Retirement Plan Change for Select Staff* Hired After June 30, 2015

*These changes do not apply to faculty, executive or senior staff appointments effective July 1 or later.

  • Why is the university making this change?

    Case Western Reserve competes for talented employees within the Northeast Ohio region and across the nation. The university’s ability to recruit and retain outstanding faculty and staff depends on the stability of its overall finances and the appeal of its compensation and benefit packages.

    To that end, the university closely follows employment-related trends within higher education – in particular with regard to peer institutions within the American Association of Universities (AAU). Administrators also track compensation and benefit developments within this region for campus positions that draw significant numbers of candidates from the immediate area.

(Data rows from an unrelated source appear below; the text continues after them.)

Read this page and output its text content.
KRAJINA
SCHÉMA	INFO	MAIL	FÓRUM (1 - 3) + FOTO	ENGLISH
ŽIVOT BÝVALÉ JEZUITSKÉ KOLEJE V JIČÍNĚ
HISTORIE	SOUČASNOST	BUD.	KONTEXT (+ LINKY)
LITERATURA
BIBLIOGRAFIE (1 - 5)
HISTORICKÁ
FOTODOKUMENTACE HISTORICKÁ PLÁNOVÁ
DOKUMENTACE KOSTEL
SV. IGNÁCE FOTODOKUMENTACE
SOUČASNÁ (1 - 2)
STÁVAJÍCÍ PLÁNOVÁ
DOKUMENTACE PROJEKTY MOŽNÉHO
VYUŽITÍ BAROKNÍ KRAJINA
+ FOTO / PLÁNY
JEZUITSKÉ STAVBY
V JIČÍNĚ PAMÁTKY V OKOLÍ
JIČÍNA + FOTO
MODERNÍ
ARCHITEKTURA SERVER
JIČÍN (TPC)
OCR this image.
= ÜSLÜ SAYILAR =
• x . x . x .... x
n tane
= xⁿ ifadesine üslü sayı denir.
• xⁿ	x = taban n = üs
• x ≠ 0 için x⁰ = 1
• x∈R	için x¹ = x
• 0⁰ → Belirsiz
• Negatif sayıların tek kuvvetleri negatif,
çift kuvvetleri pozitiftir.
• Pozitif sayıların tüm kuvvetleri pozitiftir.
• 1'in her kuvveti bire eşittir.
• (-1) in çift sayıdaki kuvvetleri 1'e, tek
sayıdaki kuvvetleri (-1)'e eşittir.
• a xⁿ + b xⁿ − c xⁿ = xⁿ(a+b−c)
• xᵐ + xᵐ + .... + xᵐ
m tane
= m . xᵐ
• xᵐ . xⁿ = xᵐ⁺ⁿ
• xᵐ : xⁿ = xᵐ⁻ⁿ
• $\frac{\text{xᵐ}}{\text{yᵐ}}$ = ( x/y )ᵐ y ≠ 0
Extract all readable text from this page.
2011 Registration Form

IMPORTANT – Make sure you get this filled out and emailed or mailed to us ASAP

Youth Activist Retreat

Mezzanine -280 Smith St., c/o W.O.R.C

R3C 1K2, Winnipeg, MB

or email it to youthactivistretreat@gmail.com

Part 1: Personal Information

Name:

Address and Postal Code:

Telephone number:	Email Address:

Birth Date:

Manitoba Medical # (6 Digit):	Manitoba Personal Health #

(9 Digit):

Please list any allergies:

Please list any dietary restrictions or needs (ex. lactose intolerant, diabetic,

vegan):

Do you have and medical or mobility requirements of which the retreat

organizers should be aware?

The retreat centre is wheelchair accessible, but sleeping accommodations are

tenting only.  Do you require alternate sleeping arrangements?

    Through this ongoing benchmarking, we recognized local and national trends away from defined benefit plans – the existing Plan B – and toward defined contribution plans – the new 403(b) model, which the university will call Staff Non-Contributory Retirement Plan "Plan C". The latter option gives employees the opportunity to make their own retirement savings investment choices, rather than the university as sole managers of their funds. In addition, the structure of the 403(b) option gives the university greater ability to plan long term, in that the university’s costs fluctuate far less.

  • So does this announcement mean that current employees face no changes just for next year, or is this the only adjustment to retirement offerings for the foreseeable future?

    The university has no immediate plans to make changes to other retirement offerings. That said, officials will continue to monitor employment trends in higher education nationally and the local market. In addition, changes to federal law also can affect what moves the university must or should make. Any future changes at Case Western Reserve, then, will depend on developments across top colleges and universities, relevant local industries, and within Congress

  • How can I learn more about my retirement options?

    You can direct initial questions to the benefits office of Human Resources at call l 216.368.6781 or e-mail

    You also can meet directly with representatives of TIAA and/or Vanguard. Their schedule of on-campus availability can be found at

  • What if an individual hired after June 30 worked previously at the university and was enrolled in Plan B then? Does he or she go back into Plan B or into Plan C?

    Those who worked at the university previously and have returned after more than an extremely brief absence will be enrolled in the new Plan C.

    Those employees now in Plan B who are laid off or whose positions are eliminated under a reorganization may remain in Plan B if they return to a university position within 12 months.

  • What is the difference between “executive and senior staff” and the staff now in Plan B or, for those hired after June 30, in Plan C?

    Executive and senior staff are those in positions with grades 18 and higher. Staff in Plan B or C are in grades below 18.